Roasted Pears with Dulce de Leche
Roasting coaxes out the sweetness in sturdy winter fruits. For a truly simple yet elegant winter dessert, finish the fruit with a drizzle of dulce de leche (caramel sauce) or bittersweet chocolate, some toasted nuts and your favorite ice cream.
3 firm but ripe Bosc pears
½ lemon
1 tablespoon sugar
2 teaspoons butter
¼ cup sliced almonds
2 cups vanilla ice cream, preferably Edy’s Slow-Churned Light
¼ cup dulce de leche, homemade (recipe follows) or store-bought
1. Preheat oven to 425˚F. Coat a 7x11-inch (or similar 2 ½ quart shallow) baking dish with cooking spray. Peel, core and quarter pears lengthwise, rubbing cut sides with cut side of lemon half as you work. Place pears in prepared baking dish. Sprinkle with sugar and toss to coat. Dot with butter. Bake pears until tender and caramelized in spots, 40 to 45 minutes, turning from time to time.
2. Meanwhile, spread almonds in a small baking pan. Toast in the oven until light golden and fragrant, 6 to 8 minutes. Let cool.
3. About ½ hour before serving, place ice cream in refrigerator to soften slightly.
4. Just before serving, place dulce de leche in small microwaveable dish; warm in the microwave at High just until pourable, 30 to 40 seconds. Scoop ice cream onto each of 4 dessert plates or dishes. Arrange 3 pear quarters beside ice cream. Drizzle with dulce de leche and sprinkle with almonds.
Serves 4
Dulce de Leche
When you have dulce de leche on hand in your refrigerator, you will find myriad uses for it. Serve as a dip for fruit, topping for ice cream, or filling for crepes. It is Latin America’s answer to our maple syrup.
You can find prepared dulce de leche in specialty stores. But, it is easy to make your own. Not only does homemade taste even better than commercial varieties, it is far less expensive.

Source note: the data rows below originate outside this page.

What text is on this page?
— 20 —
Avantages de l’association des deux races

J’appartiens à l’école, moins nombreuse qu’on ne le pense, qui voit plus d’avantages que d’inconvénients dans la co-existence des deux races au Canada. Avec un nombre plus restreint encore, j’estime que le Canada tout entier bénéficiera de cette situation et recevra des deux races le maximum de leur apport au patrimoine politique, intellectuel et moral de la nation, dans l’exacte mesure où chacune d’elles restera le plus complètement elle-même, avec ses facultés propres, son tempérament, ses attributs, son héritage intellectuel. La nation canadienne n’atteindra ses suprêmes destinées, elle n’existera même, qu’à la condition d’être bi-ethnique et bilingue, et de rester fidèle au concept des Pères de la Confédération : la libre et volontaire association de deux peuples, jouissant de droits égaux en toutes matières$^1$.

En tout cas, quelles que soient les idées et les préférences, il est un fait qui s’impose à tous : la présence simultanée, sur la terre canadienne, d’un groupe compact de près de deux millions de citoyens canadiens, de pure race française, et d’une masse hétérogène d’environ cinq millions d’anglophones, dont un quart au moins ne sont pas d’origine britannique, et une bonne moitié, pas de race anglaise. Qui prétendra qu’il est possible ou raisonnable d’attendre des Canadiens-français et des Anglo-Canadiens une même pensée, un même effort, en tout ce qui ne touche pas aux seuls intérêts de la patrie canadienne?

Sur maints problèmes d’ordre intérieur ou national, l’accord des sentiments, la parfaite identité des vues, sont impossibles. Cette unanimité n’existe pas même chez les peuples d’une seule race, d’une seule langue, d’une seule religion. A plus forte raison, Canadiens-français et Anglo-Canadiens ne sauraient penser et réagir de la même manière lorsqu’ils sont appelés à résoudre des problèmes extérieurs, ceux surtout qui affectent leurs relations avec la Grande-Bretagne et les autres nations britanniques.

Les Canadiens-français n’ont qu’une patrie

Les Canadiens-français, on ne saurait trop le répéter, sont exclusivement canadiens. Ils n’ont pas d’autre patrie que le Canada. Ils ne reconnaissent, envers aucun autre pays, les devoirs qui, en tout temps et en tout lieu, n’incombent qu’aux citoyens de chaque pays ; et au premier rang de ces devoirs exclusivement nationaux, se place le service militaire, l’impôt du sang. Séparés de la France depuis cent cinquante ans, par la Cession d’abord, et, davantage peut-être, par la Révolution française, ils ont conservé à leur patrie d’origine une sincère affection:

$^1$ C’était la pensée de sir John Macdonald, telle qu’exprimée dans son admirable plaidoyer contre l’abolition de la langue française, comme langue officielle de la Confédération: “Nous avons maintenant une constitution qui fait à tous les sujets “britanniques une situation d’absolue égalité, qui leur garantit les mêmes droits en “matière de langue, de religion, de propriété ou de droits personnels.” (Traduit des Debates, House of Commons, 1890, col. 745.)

I had excellent results with this recipe adapted from one of my most treasured cookbooks, The South American Table by Maria Baez Kijac (Harvard Common Press 2003).
1 quart whole (3 ½% milk fat) milk
1 ¼ cups sugar
¼ teaspoon baking soda
1 vanilla bean
Combine milk, sugar and baking soda in a heavy 4-quart pan. Make a slit in the vanilla bean with a paring knife. With the tip of the knife, scrape seeds from vanilla bean into the milk mixture. Add the vanilla bean to the milk. Bring to a simmer, stirring over medium-high heat. Reduce heat to low and simmer gently, stirring often with a wooden spoon, until the mixture is caramel colored and thick. This will take 1 to 1 ¼ hours. Stir almost constantly towards the end of cooking. Transfer to a bowl. Dulce de leche will keep, covered, in the refrigerator for up to 1 month. If duce de leche hardens when it is chilled, simply warm it in the microwave or over a larger pan of barely simmering water.
Makes about 1 ½ cups
2 comments:
Wow...I'm packing my bags right now. Thank you for that beautiful trip to a warmer sunnier place (it's -6 degrees right now in Vermont). Can't wait to try the pears or anything covered in that dulce de leche!
Since i left my apartment in Buenos Aires, I stoped eating "dulce the leche". I really miss it!! I will try that pears, or like Joyce, anything eith "dulce de leche"!!!